When the out-of-town reporters streamed in three years ago to cover the Sandusky case they fed the facts – sordid crimes committed in a place that calls itself Happy Valley! – into their story-processing machines and out came the most glorious drivel.
How, the scribes asked, could such a “bucolic” or “idyllic” place (take your pick), “nestled” as it is in the mountains of Central Pennsylvania, be the scene of such foul deeds?
Here was my favorite scene-setter, published in the Philadelphia Inquirer, which ought to have known better:
“The streets of State College are pristine, and the air there feels as if it has gone through some kind of natural filter…On a clear day, a sun-splashed day, with the Nittany Mountains on the horizon, the place seems as if it’s been touched by the hand of God… Open your window in State College, you hear only the sweet sounds – sparrow tweets and cricket chirps.”
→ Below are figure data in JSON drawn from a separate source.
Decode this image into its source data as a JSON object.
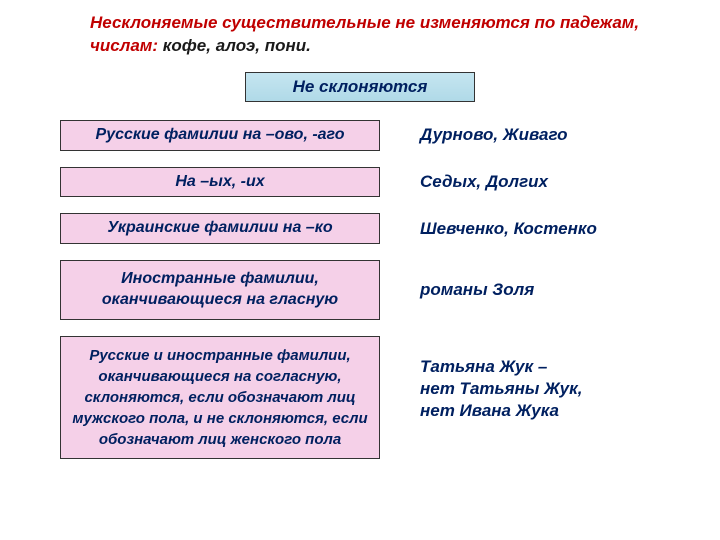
{
  "header": {
    "red_part": "Несклоняемые существительные не изменяются по падежам, числам: ",
    "dark_part": "кофе, алоэ, пони."
  },
  "title": "Не склоняются",
  "rows": [
    {
      "rule": "Русские фамилии на –ово, -аго",
      "example": "Дурново, Живаго",
      "box_class": "pink-box"
    },
    {
      "rule": "На –ых, -их",
      "example": "Седых, Долгих",
      "box_class": "pink-box"
    },
    {
      "rule": "Украинские фамилии на  –ко",
      "example": "Шевченко, Костенко",
      "box_class": "pink-box"
    },
    {
      "rule": "Иностранные фамилии, оканчивающиеся на гласную",
      "example": "романы Золя",
      "box_class": "pink-box tall"
    },
    {
      "rule": "Русские и иностранные фамилии, оканчивающиеся на согласную, склоняются, если обозначают лиц мужского пола, и не склоняются, если обозначают лиц женского пола",
      "example": "Татьяна Жук –\nнет Татьяны Жук,\nнет Ивана Жука",
      "box_class": "pink-box verytall"
    }
  ],
  "colors": {
    "background": "#ffffff",
    "header_red": "#c00000",
    "header_dark": "#1a1a1a",
    "title_bg": "#b0dae8",
    "title_text": "#002060",
    "pink_bg": "#f5d0e8",
    "box_border": "#333333",
    "example_text": "#002060"
  },
  "fonts": {
    "header_size": 17,
    "title_size": 17,
    "rule_size": 16,
    "example_size": 17,
    "style": "italic bold"
  }
}
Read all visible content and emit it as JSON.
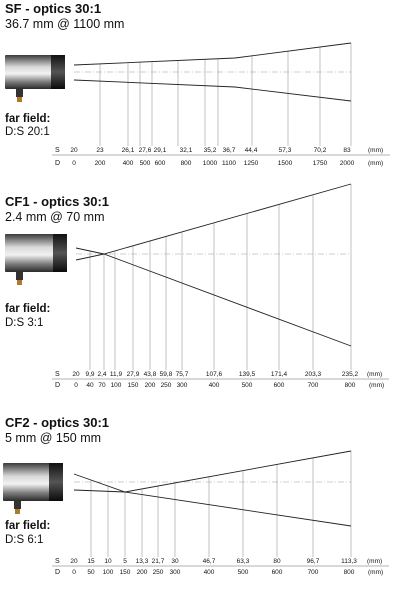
{
  "panels": [
    {
      "title": "SF - optics 30:1",
      "subtitle": "36.7 mm @ 1100 mm",
      "far_field_label": "far field:",
      "far_field_value": "D:S 20:1",
      "row_s_label": "S",
      "row_d_label": "D",
      "s_values": [
        "20",
        "23",
        "26,1",
        "27,6",
        "29,1",
        "32,1",
        "35,2",
        "36,7",
        "44,4",
        "57,3",
        "70,2",
        "83"
      ],
      "s_unit": "(mm)",
      "d_values": [
        "0",
        "200",
        "400",
        "500",
        "600",
        "800",
        "1000",
        "1100",
        "1250",
        "1500",
        "1750",
        "2000"
      ],
      "d_unit": "(mm)"
    },
    {
      "title": "CF1 - optics 30:1",
      "subtitle": "2.4 mm @ 70 mm",
      "far_field_label": "far field:",
      "far_field_value": "D:S 3:1",
      "row_s_label": "S",
      "row_d_label": "D",
      "s_values": [
        "20",
        "9,9",
        "2,4",
        "11,9",
        "27,9",
        "43,8",
        "59,8",
        "75,7",
        "107,6",
        "139,5",
        "171,4",
        "203,3",
        "235,2"
      ],
      "s_unit": "(mm)",
      "d_values": [
        "0",
        "40",
        "70",
        "100",
        "150",
        "200",
        "250",
        "300",
        "400",
        "500",
        "600",
        "700",
        "800"
      ],
      "d_unit": "(mm)"
    },
    {
      "title": "CF2 - optics 30:1",
      "subtitle": "5 mm @ 150 mm",
      "far_field_label": "far field:",
      "far_field_value": "D:S 6:1",
      "row_s_label": "S",
      "row_d_label": "D",
      "s_values": [
        "20",
        "15",
        "10",
        "5",
        "13,3",
        "21,7",
        "30",
        "46,7",
        "63,3",
        "80",
        "96,7",
        "113,3"
      ],
      "s_unit": "(mm)",
      "d_values": [
        "0",
        "50",
        "100",
        "150",
        "200",
        "250",
        "300",
        "400",
        "500",
        "600",
        "700",
        "800"
      ],
      "d_unit": "(mm)"
    }
  ]
}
Pristine streets, eh? Maybe the red maple leaves that still lay on the ground in early November camouflaged the red plastic beer cups.
Clear day? Yeah, we have some, but this is the cloudiest place I’ve ever lived.
Nittany Mountains? Uh, no such range.
Sweet sounds? The Woo people must have been sleeping.
OK, so that’s how the city slickers see us. Sounds like they ought to get out of town more often. What’s surprising is the extent to which we, who live here, buy into the Happy Valley image, including those of us who want no part of it.
Consider my composite friend, Professor Prig. Prig was destined for great things. He had to pay his dues, of course, so he accepted a position at this remote outpost of higher education, fully expecting his brilliant scholarly output to attract the attention of urban schools in New York, Boston or Philadelphia, much as a baseball phenom expects a quick call-up to the major leagues after a dazzling stint in the minors.
In the meantime, he bemoans the paucity of decent restaurants and movie offerings and sneers at the lowbrow enthusiasms of the sports-crazed rabble. Oh, he’s been to a tailgate, a football game, a Homecoming Parade, a Dance Marathon a time or two (he thought of it as research). But a little of that sort of thing goes a long way, don’t you know?
With every passing year, Prig worries that his stint in the hinterlands is becoming a permanent banishment from the world’s hippest places. If only, he says. If only there were more bookstores here, more coffeehouses, more jazz clubs, more galleries, more ethnic restaurants, fewer pizza joints, fewer T-shirt shops, fewer student hangouts, fewer drunks.
The good professor doesn’t dislike Happy Valley. Far from it. He likes it as a low-overhead base of operations that enables him to travel more than he could if he were living in the big city. But the idea is to get out of here as often as possible for as long as possible (thank heavens for academic conferences).
Were Prig to stick around a little he might see that there’s more here than meets the eye. Call it Alt-State College. It’s not any particular group of people, but a dimension of mind, like the Twilight Zone. Alt-State College is the sum of all the little sub-cultures that co-exist alongside the town’s high-profile sports and drinking culture.
It’s the folkies you see at the Acoustic Brew concerts; the film and drama buffs you see at the State Theatre, the Downtown Theatre Centre and on campus; and the literature lovers you see at readings at Webster’s and on campus.
Alt-State College is the hikers you meet in the Rothrock State Forest, the cyclists active in the Centre Region Bike Coalition and the farmers and locavores involved in Community Supported Agriculture.
Increasingly, Alt-State College is the international students and faculty members and their families whose presence gives the lie to those portrayals of Happy Valley as an insular or provincial backwater.
The above groups are a top-of-the-head list. I’m sure there are many I don’t even know about. Also, there are no boundaries separating the dominant culture from the sub-cultures. Plenty of poetry lovers, for example, also happen to be football lovers.
But some of these little groups — and the venues where they gather — could use Prig’s help. They need his dollars, but more than that, they need his energy.
Face it, Professor. You live here. So be here. This is a more interesting (and less idyllic) place than those out-of-town reporters gave it credit for being. It can be more interesting still.